Operation

The Sawmill software offers a web-based interface for configuring and generating reports with the software. The login screen is as follows:

Sawmill Login Screen
If viewing this document in online form, click the image for a larger version.

Once the user is successfully authenticated, the are presented with the main screen as follows:

Sawmill Main Screen
If viewing this document in online form, click the image for a larger version.

More details to come regarding how to configure and generate reports.

Generate Logs

This section details the log format we will use for the Report Service, and how to setup your Apache HTTP or Apache Tomcat web servers to produce the logs.

Log Format

The log format we will be using is the Apache/NCSA Combined Format. The format is as follows:

remotehost rfc1413 authuser [date] "request" status bytes referrer user-agent
        

The fields in the format above are described in the table below:

FieldDescription
remotehostThe IP address of the client (remote host) which made the request to the server.
rfc1413The RFC 1413 identity of the client. A "hyphen" in the output indicates that the requested piece of information is not available.
authuserThe userid of the person requesting the document as determined by HTTP authentication.
[date]The time that the request was received [day/month/year:hour:minute:second zone]
"request"The request line from the client is given in double quotes, including, in order, the method used by the client, the requested resource, and the protocol used.
statusThe status code that the server sends back to the client.
bytesThe size of the object returned to the client, not including the response headers.
refererThe "Referer" [sic] HTTP request header. This gives the site that the client reports having been referred from.
user-agentThe User-Agent HTTP request header. This is the identifying information that the client browser reports about itself.

We are using this log format because it is a commonly used format that provides more useful metrics that allow Sawmill to ignore extraneous log entries (e.g., bots, web crawlers, worms).

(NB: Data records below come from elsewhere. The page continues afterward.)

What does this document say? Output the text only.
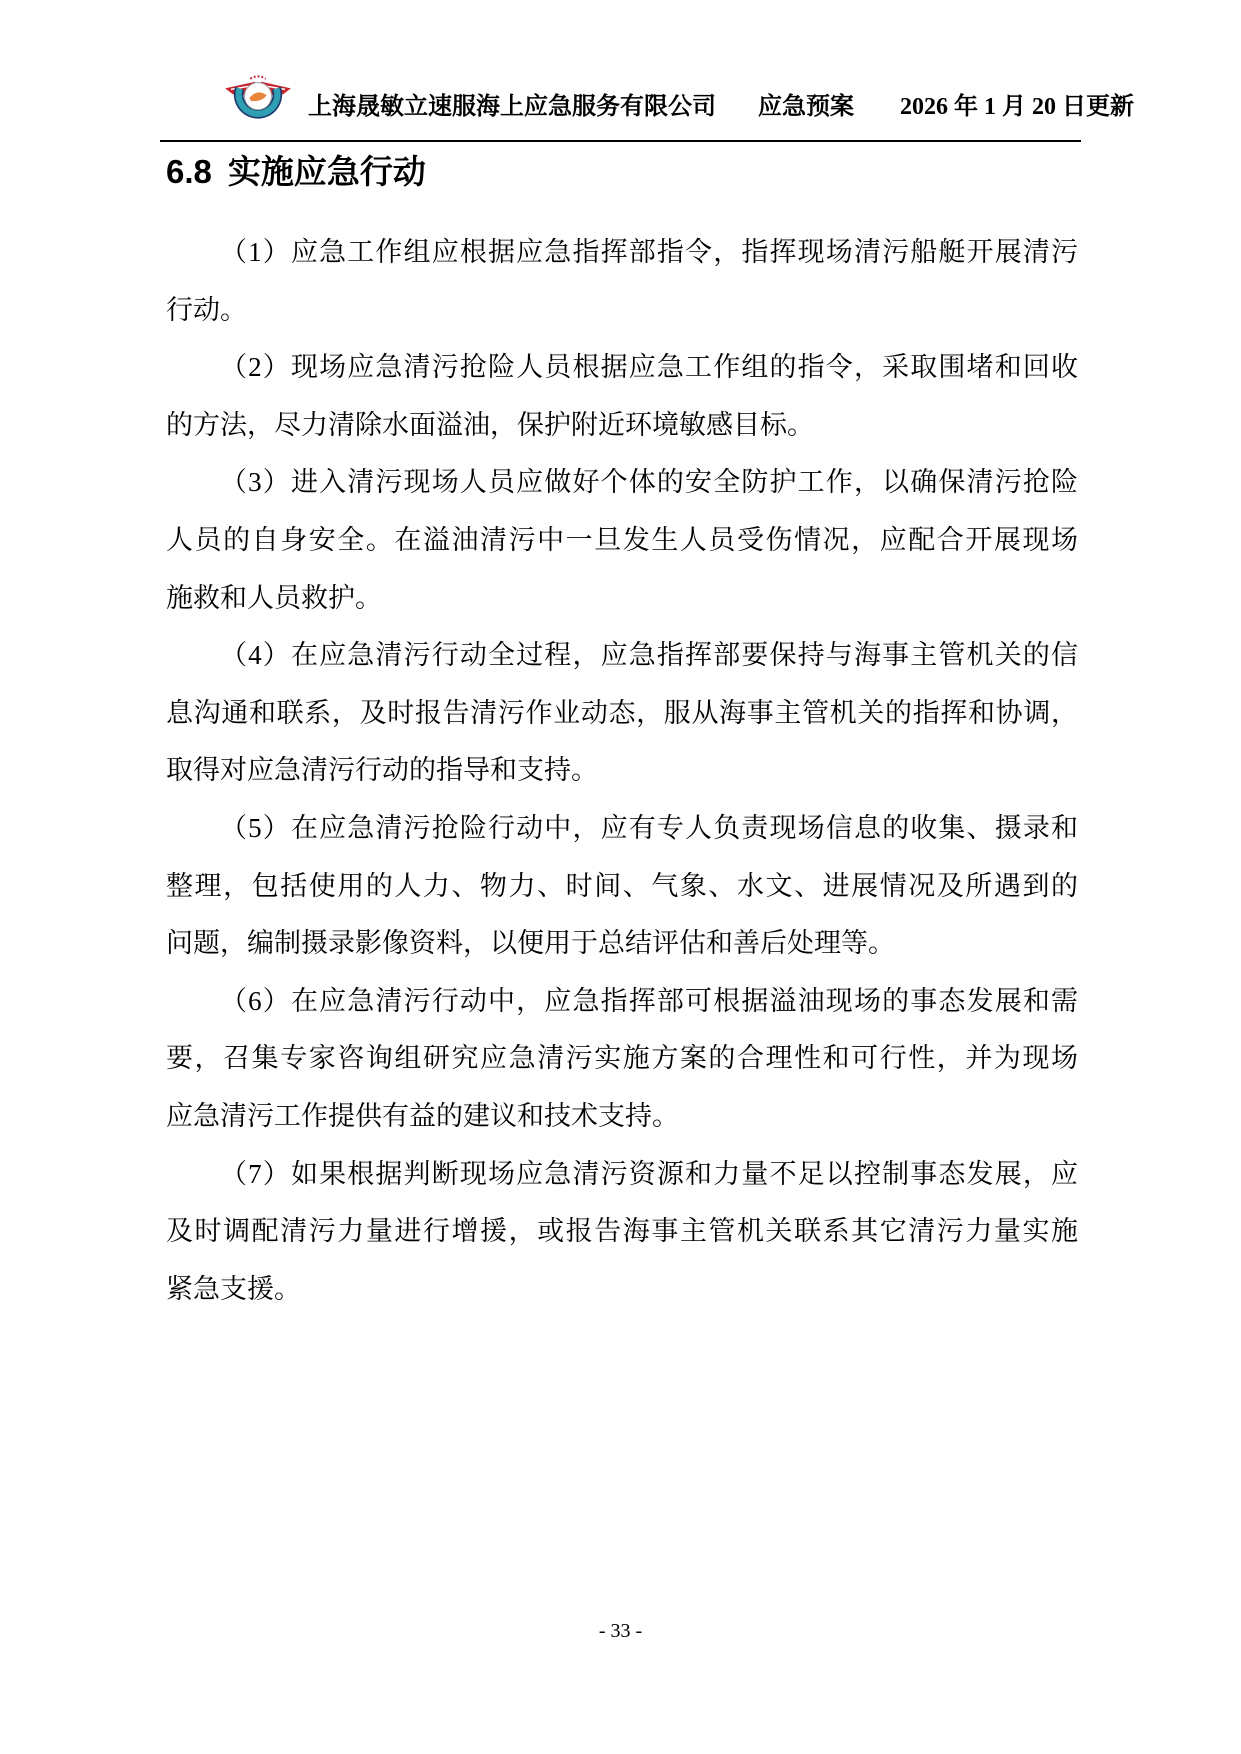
上海晟敏立速服海上应急服务有限公司 应急预案 2026 年 1 月 20 日更新
6.8 实施应急行动
（1）应急工作组应根据应急指挥部指令，指挥现场清污船艇开展清污
行动。
（2）现场应急清污抢险人员根据应急工作组的指令，采取围堵和回收
的方法，尽力清除水面溢油，保护附近环境敏感目标。
（3）进入清污现场人员应做好个体的安全防护工作，以确保清污抢险
人员的自身安全。在溢油清污中一旦发生人员受伤情况，应配合开展现场
施救和人员救护。
（4）在应急清污行动全过程，应急指挥部要保持与海事主管机关的信
息沟通和联系，及时报告清污作业动态，服从海事主管机关的指挥和协调，
取得对应急清污行动的指导和支持。
（5）在应急清污抢险行动中，应有专人负责现场信息的收集、摄录和
整理，包括使用的人力、物力、时间、气象、水文、进展情况及所遇到的
问题，编制摄录影像资料，以便用于总结评估和善后处理等。
（6）在应急清污行动中，应急指挥部可根据溢油现场的事态发展和需
要，召集专家咨询组研究应急清污实施方案的合理性和可行性，并为现场
应急清污工作提供有益的建议和技术支持。
（7）如果根据判断现场应急清污资源和力量不足以控制事态发展，应
及时调配清污力量进行增援，或报告海事主管机关联系其它清污力量实施
紧急支援。
- 33 -
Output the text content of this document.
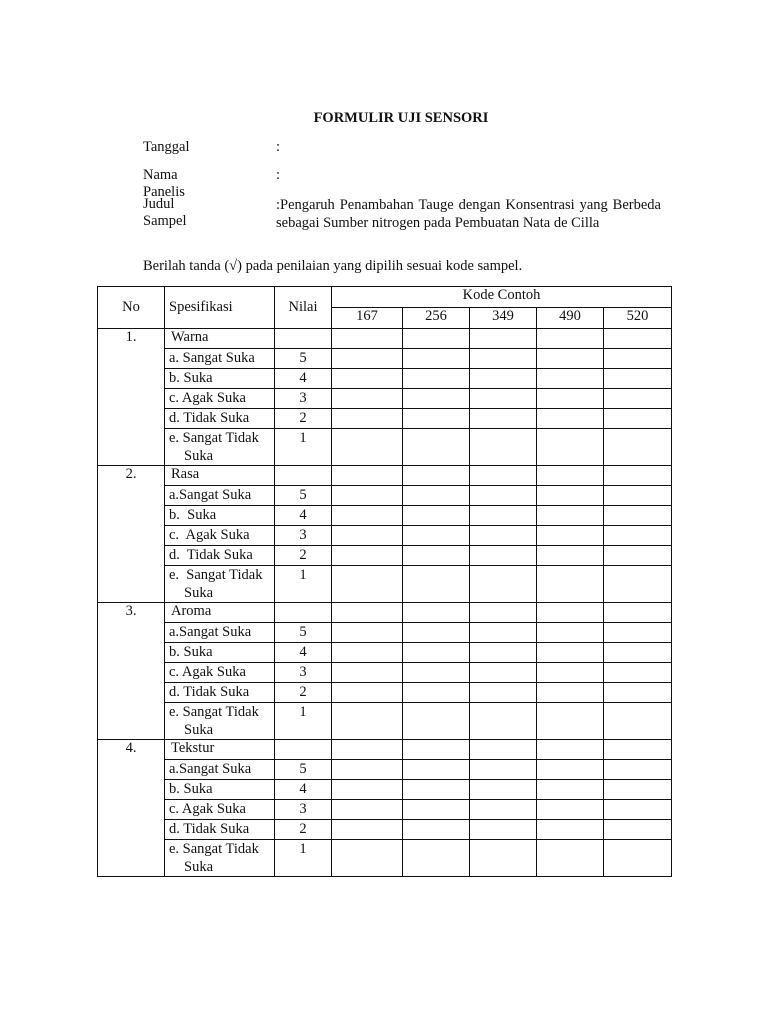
FORMULIR UJI SENSORI
Tanggal	:
Nama Panelis
:
Judul Sampel
:Pengaruh Penambahan Tauge dengan Konsentrasi yang Berbeda sebagai Sumber nitrogen pada Pembuatan Nata de Cilla
Berilah tanda (√) pada penilaian yang dipilih sesuai kode sampel.
No	Spesifikasi	Nilai	Kode Contoh				
			167	256	349	490	520
1.	Warna						
	a. Sangat Suka	5					
	b. Suka	4					
	c. Agak Suka	3					
	d. Tidak Suka	2					
	e. Sangat Tidak
Suka	1					
2.	Rasa						
	a.Sangat Suka	5					
	b.  Suka	4					
	c.  Agak Suka	3					
	d.  Tidak Suka	2					
	e.  Sangat Tidak
Suka	1					
3.	Aroma						
	a.Sangat Suka	5					
	b. Suka	4					
	c. Agak Suka	3					
	d. Tidak Suka	2					
	e. Sangat Tidak
Suka	1					
4.	Tekstur						
	a.Sangat Suka	5					
	b. Suka	4					
	c. Agak Suka	3					
	d. Tidak Suka	2					
	e. Sangat Tidak
Suka	1					
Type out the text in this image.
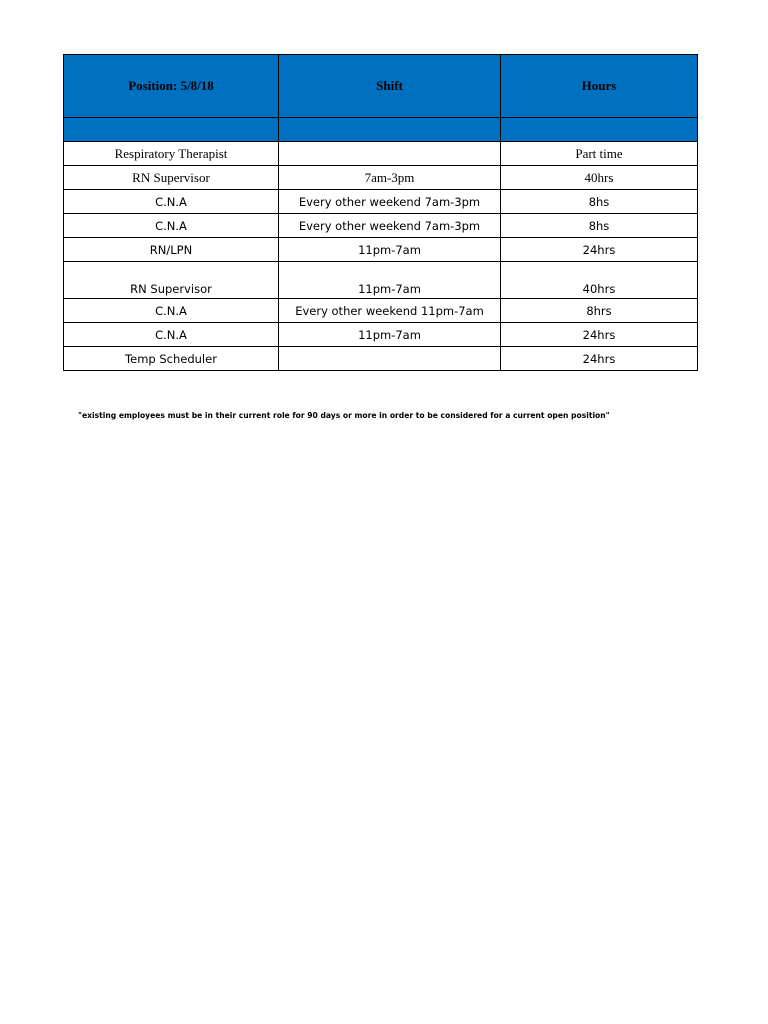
Position: 5/8/18	Shift	Hours

Respiratory Therapist		Part time
RN Supervisor	7am-3pm	40hrs
C.N.A	Every other weekend 7am-3pm	8hs
C.N.A	Every other weekend 7am-3pm	8hs
RN/LPN	11pm-7am	24hrs
RN Supervisor	11pm-7am	40hrs
C.N.A	Every other weekend 11pm-7am	8hrs
C.N.A	11pm-7am	24hrs
Temp Scheduler		24hrs
"existing employees must be in their current role for 90 days or more in order to be considered for a current open position"
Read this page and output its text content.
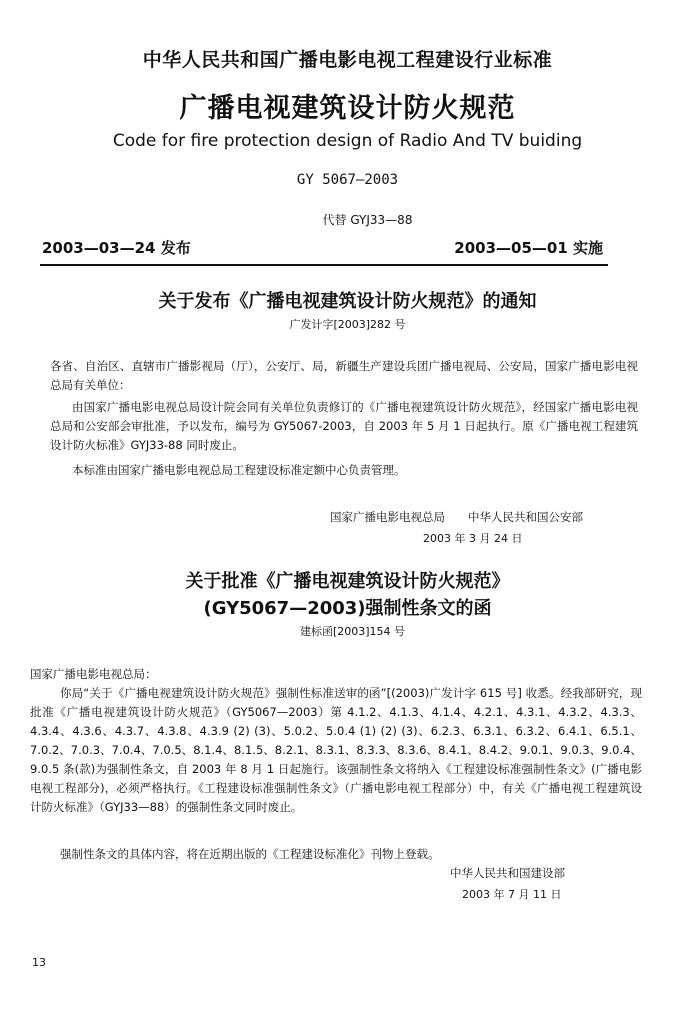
中华人民共和国广播电影电视工程建设行业标准
广播电视建筑设计防火规范
Code for fire protection design of Radio And TV buiding
GY 5067—2003
代替 GYJ33—88
2003—03—24 发布	2003—05—01 实施
关于发布《广播电视建筑设计防火规范》的通知
广发计字[2003]282 号
各省、自治区、直辖市广播影视局（厅），公安厅、局，新疆生产建设兵团广播电视局、公安局，国家广播电影电视总局有关单位：
由国家广播电影电视总局设计院会同有关单位负责修订的《广播电视建筑设计防火规范》，经国家广播电影电视总局和公安部会审批准，予以发布，编号为 GY5067-2003，自 2003 年 5 月 1 日起执行。原《广播电视工程建筑设计防火标准》GYJ33-88 同时废止。
本标准由国家广播电影电视总局工程建设标准定额中心负责管理。
国家广播电影电视总局　　中华人民共和国公安部
2003 年 3 月 24 日
关于批准《广播电视建筑设计防火规范》
(GY5067—2003)强制性条文的函
建标函[2003]154 号
国家广播电影电视总局：
你局“关于《广播电视建筑设计防火规范》强制性标准送审的函”[(2003)广发计字 615 号] 收悉。经我部研究，现批准《广播电视建筑设计防火规范》（GY5067—2003）第 4.1.2、4.1.3、4.1.4、4.2.1、4.3.1、4.3.2、4.3.3、4.3.4、4.3.6、4.3.7、4.3.8、4.3.9 (2) (3)、5.0.2、5.0.4 (1) (2) (3)、6.2.3、6.3.1、6.3.2、6.4.1、6.5.1、7.0.2、7.0.3、7.0.4、7.0.5、8.1.4、8.1.5、8.2.1、8.3.1、8.3.3、8.3.6、8.4.1、8.4.2、9.0.1、9.0.3、9.0.4、9.0.5 条(款)为强制性条文，自 2003 年 8 月 1 日起施行。该强制性条文将纳入《工程建设标准强制性条文》(广播电影电视工程部分)，必须严格执行。《工程建设标准强制性条文》（广播电影电视工程部分）中，有关《广播电视工程建筑设计防火标准》（GYJ33—88）的强制性条文同时废止。
强制性条文的具体内容，将在近期出版的《工程建设标准化》刊物上登载。
中华人民共和国建设部
2003 年 7 月 11 日
13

Setup Apache Tomcat Server

The Apache Tomcat server produces access logs that record all requests processed by the web container. The following are the steps needed to configure the server to create the Combined Format logs:

  1. Log into the machine hosting the web server you would like to gather metrics from.
  2. Open $CATALINA_HOME/conf/server.xml for editing.
  3. Find the Host XML node. It should resemble the following:
    <Host name="localhost"  appBase="webapps"
          unpackWARs="true" autoDeploy="true"
          xmlValidation="false" xmlNamespaceAware="false">
          .
          .
          .
    </Host>
                
  4. Within this block, add the following XML to enable the access logs:
    <Valve className="org.apache.catalina.valves.AccessLogValve" directory="logs"  
           prefix="localhost_access_log." suffix=".txt" pattern="combined"
           resolveHosts="false"/>
                
  5. A few things to note about the above XML:
    • Be sure to check if this Valve is enabled elsewhere in the Host block. If so, it will now produce a second set of access logs.
    • The value for directory is the absolute or relative pathname of a directory in which log files created by this valve will be placed.
    • Verify the prefix values are different so they do not overwrite each other.
    • See the Tomcat Configuration to set other configuration attributes including path, file name suffix, etc.
  6. Restart the Tomcat server.

Setup Apache HTTP Server

The Apache HTTP server produces access logs that record all requests processed by the server. The following are the steps needed to configure the server to create the Combined Format logs:

  1. Log into the machine hosting the server you would like to gather metrics from.
  2. Open $APACHE_HOME/conf/httpd.conf for editing.
  3. Find the section of the file where LogFormats are declared (if exists) and add the following:
    LogFormat "%h %l %u %t \"%r\" %>s %b \"%{Referer}i\" \"%{User-agent}i\"" combined
    CustomLog "||$APACHE_HOME/bin/rotatelogs \
    $LOG_DIR/access_log.%Y-%m-%d.txt 86400" combined
                
  4. A few things to note about the above configuration:
    • Be sure to check if these values are already set elsewhere in httpd.conf.
    • $APACHE_HOME is the home directory for the Apache server.
    • $LOG_DIR is the directory where you would like to place the log files.
    • The CustomLog section above denotes using the Apache rotatelogs script that rotates the logs daily instead of creating one large access_log file.
    • The double pipe (||) is used to rotate the logs without opening another shell.